For grounded captioning tasks, the model needs to generate a caption, and then ground the generated noun phrases to image regions. The final prediction made by the model consists of three components: visual regions as boxes, text captions, and grounding alignments between boxes and words. The results are demonstrated in the following image, and as it can be observed, the framework delivers performance comparable to state of the art methods.
Finally, multimodal chatting is one of the most desired capabilities within a MLLM, and existing MLLMs primarily evaluate detailed descriptions, conversation, and complex reasoning with the language model as a judge. However, as no dataset evaluates multimodal chatting with mandatory referring or grounding actions, it leaves a gap. To bridge this gap, the Ferret framework covers three region-based questions to evaluate its referring and grounding capabilities in multimodal chatting tasks.

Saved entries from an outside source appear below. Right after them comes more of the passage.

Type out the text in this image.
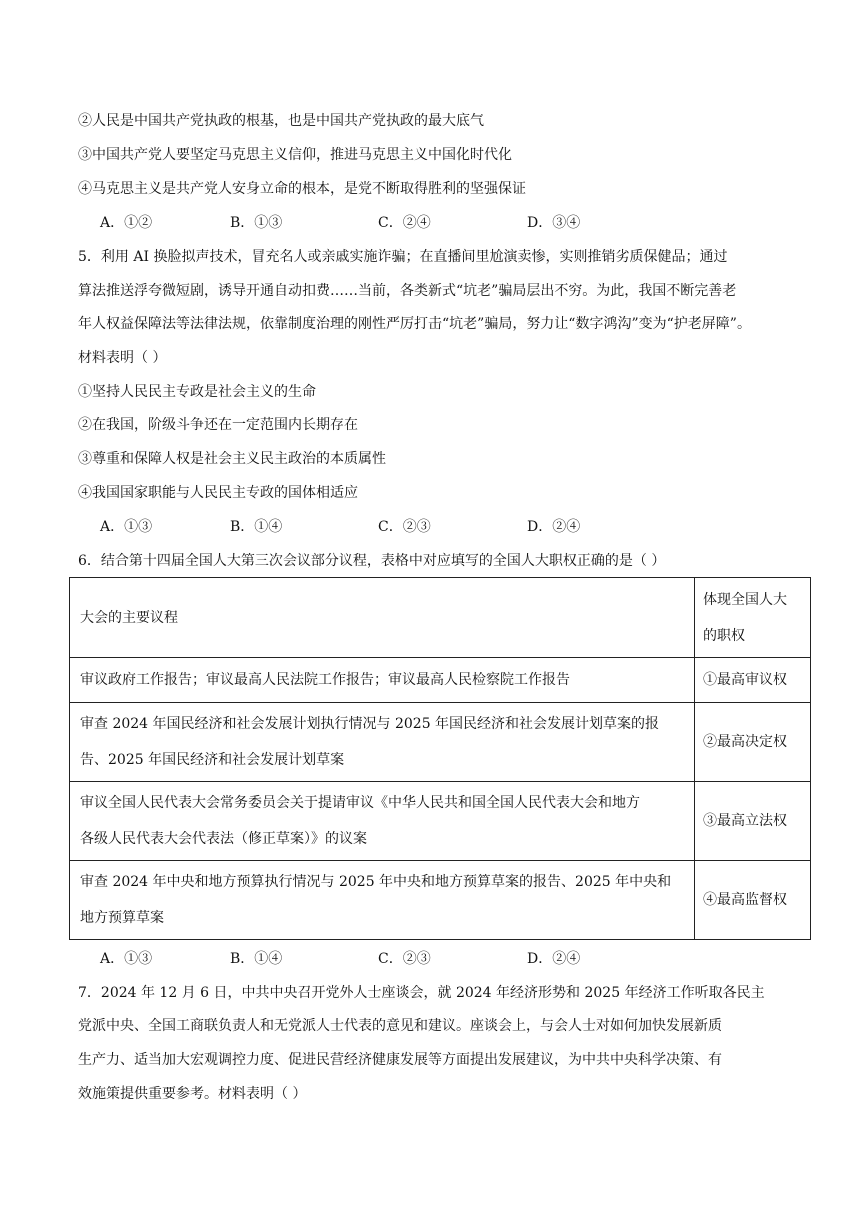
②人民是中国共产党执政的根基，也是中国共产党执政的最大底气
③中国共产党人要坚定马克思主义信仰，推进马克思主义中国化时代化
④马克思主义是共产党人安身立命的根本，是党不断取得胜利的坚强保证
A．①②	B．①③	C．②④	D．③④
5．利用 AI 换脸拟声技术，冒充名人或亲戚实施诈骗；在直播间里尬演卖惨，实则推销劣质保健品；通过
算法推送浮夸微短剧，诱导开通自动扣费……当前，各类新式“坑老”骗局层出不穷。为此，我国不断完善老
年人权益保障法等法律法规，依靠制度治理的刚性严厉打击“坑老”骗局，努力让“数字鸿沟”变为“护老屏障”。
材料表明（ ）
①坚持人民民主专政是社会主义的生命
②在我国，阶级斗争还在一定范围内长期存在
③尊重和保障人权是社会主义民主政治的本质属性
④我国国家职能与人民民主专政的国体相适应
A．①③	B．①④	C．②③	D．②④
6．结合第十四届全国人大第三次会议部分议程，表格中对应填写的全国人大职权正确的是（ ）
大会的主要议程	体现全国人大
的职权

审议政府工作报告；审议最高人民法院工作报告；审议最高人民检察院工作报告	①最高审议权

审查 2024 年国民经济和社会发展计划执行情况与 2025 年国民经济和社会发展计划草案的报
告、2025 年国民经济和社会发展计划草案	②最高决定权

审议全国人民代表大会常务委员会关于提请审议《中华人民共和国全国人民代表大会和地方
各级人民代表大会代表法（修正草案）》的议案	③最高立法权

审查 2024 年中央和地方预算执行情况与 2025 年中央和地方预算草案的报告、2025 年中央和
地方预算草案	④最高监督权
A．①③	B．①④	C．②③	D．②④
7．2024 年 12 月 6 日，中共中央召开党外人士座谈会，就 2024 年经济形势和 2025 年经济工作听取各民主
党派中央、全国工商联负责人和无党派人士代表的意见和建议。座谈会上，与会人士对如何加快发展新质
生产力、适当加大宏观调控力度、促进民营经济健康发展等方面提出发展建议，为中共中央科学决策、有
效施策提供重要参考。材料表明（ ）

The results are demonstrated in the following image.
Finally, the Ferret framework is compared directly against the state of the art GPT framework, and the results are demonstrated below.
Final Thoughts
In this article, we have talked about Ferret, a multimodal large language model demonstrating remarkable grounding and referring capabilities. The Ferret framework can refer to image regions irrespective of its shape, and can establish grounding for text predicted by the model automatically. Ferret employs a spatial-aware visual sampler capable of handling varying sparsity displayed by different shapes to extract the continuous features of versatile regions. As a result, the Ferret framework can input diverse region inputs including free-form shapers, bounding boxes, and points.